Lecture n

 

Tuesday, December 4

Lecturer: Larry Ruzzo

Notes: Tobias Mann

 

Gene Prediction

 

Motivation:

 

There is lots of sequence data available, and there is a need for automated sequence annotation. Gene prediction algorithms seek determine which parts of a dna sequence will be expressed as a protein.

 

Biological Background:

 

DNA is transcribed into mRNA, and the mRNA is then translated into proteins.
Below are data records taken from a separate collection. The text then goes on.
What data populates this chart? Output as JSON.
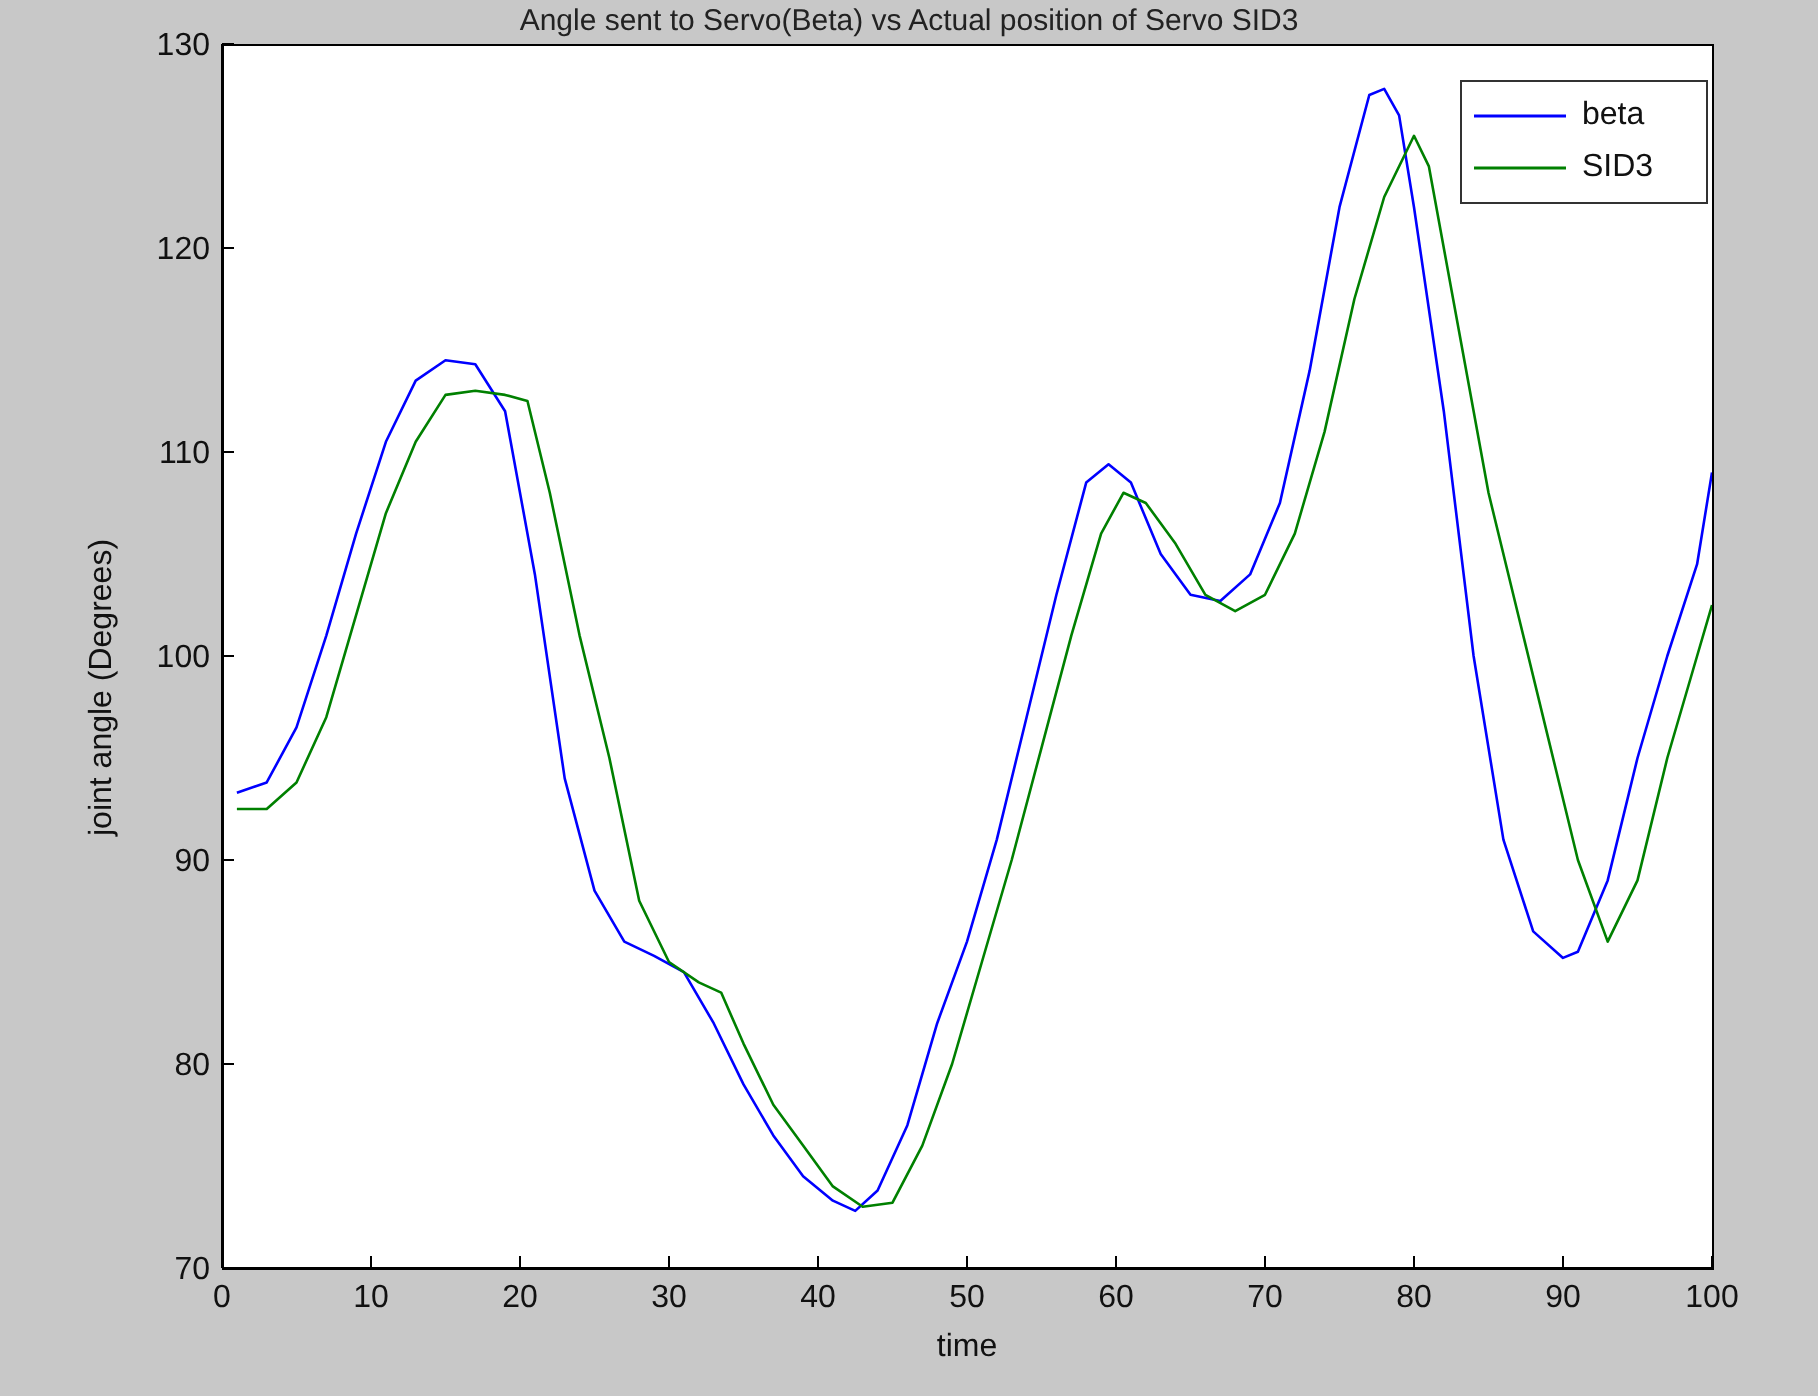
{
  "chart_data": {
    "type": "line",
    "title": "Angle sent to Servo(Beta) vs Actual position of Servo SID3",
    "xlabel": "time",
    "ylabel": "joint angle (Degrees)",
    "xlim": [
      0,
      100
    ],
    "xticks": [
      0,
      10,
      20,
      30,
      40,
      50,
      60,
      70,
      80,
      90,
      100
    ],
    "ylim": [
      70,
      130
    ],
    "yticks": [
      70,
      80,
      90,
      100,
      110,
      120,
      130
    ],
    "legend": "top right",
    "marker": "none",
    "line_style": "solid",
    "series": [
      {
        "name": "beta",
        "color": "#0000ff",
        "x": [
          1,
          3,
          5,
          7,
          9,
          11,
          13,
          15,
          17,
          19,
          21,
          23,
          25,
          27,
          29,
          31,
          33,
          35,
          37,
          39,
          41,
          42.5,
          44,
          46,
          48,
          50,
          52,
          54,
          56,
          58,
          59.5,
          61,
          63,
          65,
          67,
          69,
          71,
          73,
          75,
          77,
          78,
          79,
          80,
          82,
          84,
          86,
          88,
          90,
          91,
          93,
          95,
          97,
          99,
          100
        ],
        "values": [
          93.3,
          93.8,
          96.5,
          101,
          106,
          110.5,
          113.5,
          114.5,
          114.3,
          112,
          104,
          94,
          88.5,
          86,
          85.3,
          84.5,
          82,
          79,
          76.5,
          74.5,
          73.3,
          72.8,
          73.8,
          77,
          82,
          86,
          91,
          97,
          103,
          108.5,
          109.4,
          108.5,
          105,
          103,
          102.7,
          104,
          107.5,
          114,
          122,
          127.5,
          127.8,
          126.5,
          122,
          112,
          100,
          91,
          86.5,
          85.2,
          85.5,
          89,
          95,
          100,
          104.5,
          109
        ]
      },
      {
        "name": "SID3",
        "color": "#008000",
        "x": [
          1,
          3,
          5,
          7,
          9,
          11,
          13,
          15,
          17,
          19,
          20.5,
          22,
          24,
          26,
          28,
          30,
          32,
          33.5,
          35,
          37,
          39,
          41,
          43,
          45,
          47,
          49,
          51,
          53,
          55,
          57,
          59,
          60.5,
          62,
          64,
          66,
          68,
          70,
          72,
          74,
          76,
          78,
          80,
          81,
          83,
          85,
          87,
          89,
          91,
          93,
          95,
          97,
          99,
          100
        ],
        "values": [
          92.5,
          92.5,
          93.8,
          97,
          102,
          107,
          110.5,
          112.8,
          113,
          112.8,
          112.5,
          108,
          101,
          95,
          88,
          85,
          84,
          83.5,
          81,
          78,
          76,
          74,
          73,
          73.2,
          76,
          80,
          85,
          90,
          95.5,
          101,
          106,
          108,
          107.5,
          105.5,
          103,
          102.2,
          103,
          106,
          111,
          117.5,
          122.5,
          125.5,
          124,
          116,
          108,
          102,
          96,
          90,
          86,
          89,
          95,
          100,
          102.5
        ]
      }
    ]
  }
}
Each amino acid in a protein is coded as a triplet of DNA bases (bi bi+1 bi+2),where each bj denotes an ‘A’,’T’,’G’, or ‘C’. These triplets are called codons.  There are also codons that indicate that translation should start or stop. There are 64 distinct codons, which map to 20 different amino acids.

 

Reading Frame:

A dna sequence S = [b1 b2 … bn], has three possible translations into a protein sequence, each of which is called a reading frame. The first translation starts at b1, and is the amino acid sequence determined by: [ (b1 b2 b3) (b4 b5 b6) …]. The second translation starts at b2, and is the amino acid sequence determined by: [ (b2 b3 b4) (b5 b6 b7) … ]. The third sequence starts at b3 and is the amino acid sequence determined by: [(b3 b4 b5) (b6 b7 b8) … ].  An open reading frame (ORF) is a reading frame with no stop codons.

 

Statistics of Sequences:

 

Random DNA should have a stop codon every 21 bases on average, but the average protein is about 10K bases.  This suggests that finding a long sequence of DNA with no stop codons might yield DNA sequences that are likely to be translated into proteins.

 

Also, in random DNA, the ratio of Leucine:Alanine:Tryptophan should be about 6:4:1, whereas proteins made by organisms have different ratios which can differ significantly. Also, some species are biased in their use of codons, and use some codon synonyms for certain proteins more than others.

 

An Algorithm For Predicting Reading Frames

 

Assume that codons are i.i.d, and that codon (bi bj bk) has frequency f(bi bj bk). Then, a scheme to predict reading frames is to find

 

Pi = f(bi+1 bi+2 bi+3)* f(bi+4 bi+5 bi+6)* f(bi+7 bi+8 bi+9)* f(bi+10 bi+11 bi+12)…i=(0,1,2)

 

Where Pi can be interpreted as the probability of observing a sequence of codons.

 

The most probable reading frame is the one whose codons are closest to the distribution of codons in the organism whose DNA is being analyzed.

 

This works pretty well in prokaryotes, where most DNA is coding for proteins, and the ORFs are relatively long. However, note that not every ORF is expressed, and the situation is considerably more complicated for eukaryotes.

 

Promoters:

 

Another way to identify genes is to find promoters, which are sequences that are upstream of genes and can cause the genes to be expressed. A classic example is the concensus sequence ‘TATAAT’ which is about 10 bp upstream of transcription sites in e coli. The ‘TATAAT’ sequence is not perfectly conserved, and there are other promoter sequences as well.

 

Weight matrices, which express the conditional probability of a base occurring as a function of position in the sequence, can be used to identify ‘TATAAT’ sequences, and the predictions of similarity to the ‘TATAAT’ sequence yielded by weight matrices have some correlation with the binding energy of RNA polymerase to that sequence. One reason for variation in the ‘TATAAT’ sequence may be that through variation of binding affinity to RNA polymerase, the level of expression of a gene can be varied through several orders of magnitude, where sequences closer to ‘TATAAT’ bind more readily to RNA polymerase and are thus expressed more often.